Another explanation could be a more naïve differentiation state of CD146+ cells. Similar to our in vitro results, Harkness et al. reported that bone formation was significantly enhanced in subcutaneous implants containing CD146- cells, indicating a higher osteogenic potential of this fraction [22]. They also detected a higher plasticity and the ability of transendothelial migration of CD146+ cells, which suggests that CD146+ cells are recruited to the bone surfaces by chemotactic attraction, and the subsequent maturation to osteoblasts goes hand in hand with the loss of CD146 expression. Inconsistent to this, we found an increase in CD146 expression in all subpopulations during osteogenic differentiation as well as in the controls. A plausible explanation could be an induction of CD146 expression stimulated by the increasing confluency during the differentiation period. MCAM (CD146) is known to play a role in cell adhesion and cohesion [26] and a similar correlation between CD146 expression and cell density in HUVECs has been reported by Bardin et al. [27].

Taken together, we assume that the high CD146 expression in our TAg cells does not correlate with a high osteogenic potential, but is rather related to the immortalization, conferring migratory properties upon the TAg cells. However, we did not test this feature in the present study. Similarly to the herein examined TAg cells, SV40 T-antigen immortalized endothelial progenitor cells (EPCs) from human cord blood were shown to be strongly positive for CD146 [28], as well as hTERT immortalized EPCs [29]. A recent study describes CD146 expression in mouse p19ARF-/-, which show longer tumor latency as p53-/- mice [30]. Loss of p19ARF is supposed to overcome senescence and allow infinite proliferation without gaining malignant properties.

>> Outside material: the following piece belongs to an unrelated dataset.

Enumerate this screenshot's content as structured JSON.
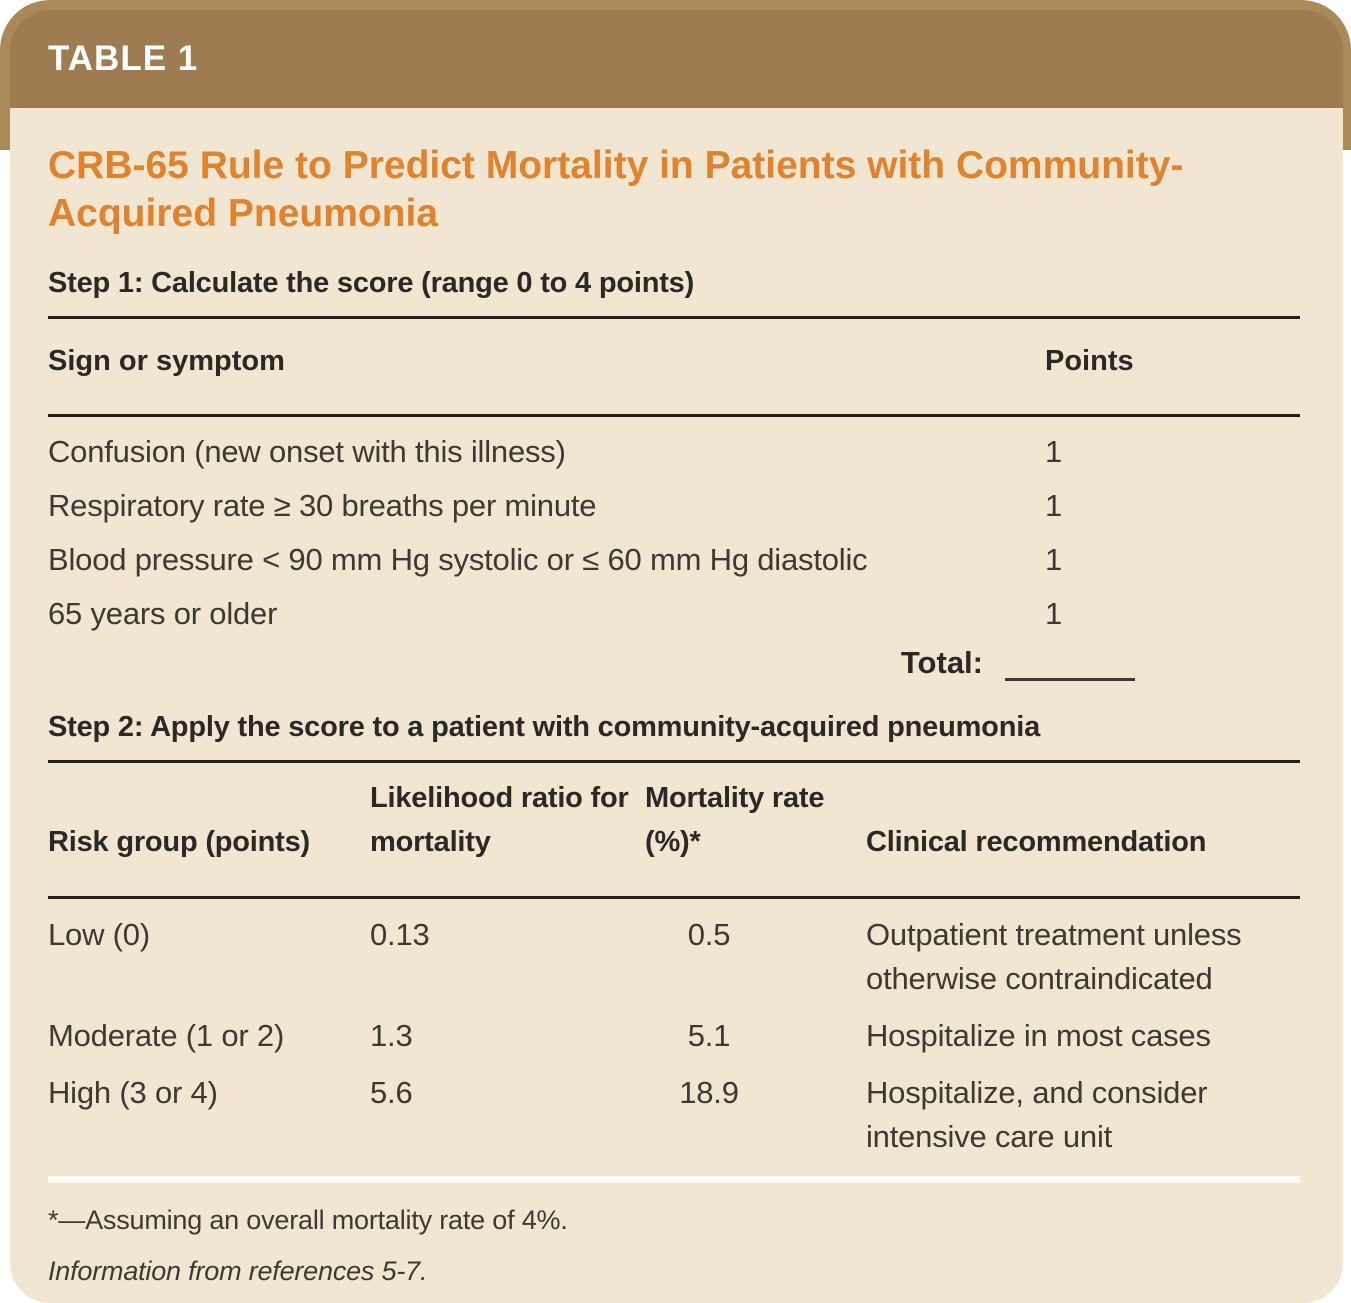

We conclude, that the MSCA-1+ subpopulation isolated from the human cranial periosteal cell line represents a subpopulation with higher osteogenic potential compared to the opposite fraction. Hence, the elevated MSCA-1 expression in the immortalized TAg cell line indicates it’s higher osteogenic potential compared to the parental cells.

In contrast to MSCA-1, the elevated CD146 expression of the TAg cell line is primarily an osteogenesis independent phenomenon, which might be associated with the immortalization process.

This work was supported in part by a grant from the Ministry of Science, Research and Arts of Baden-Württemberg (Az.: SI-BW 01222-91) and the Deutsche Forschungsgemeinschaft DFG (German Research Foundation) (Az.: INST 2388/33-1).The works included in this study were approved by the local ethics committee (approval number 534/2013BO1).

The authors of this publication declare no conflicts of interest.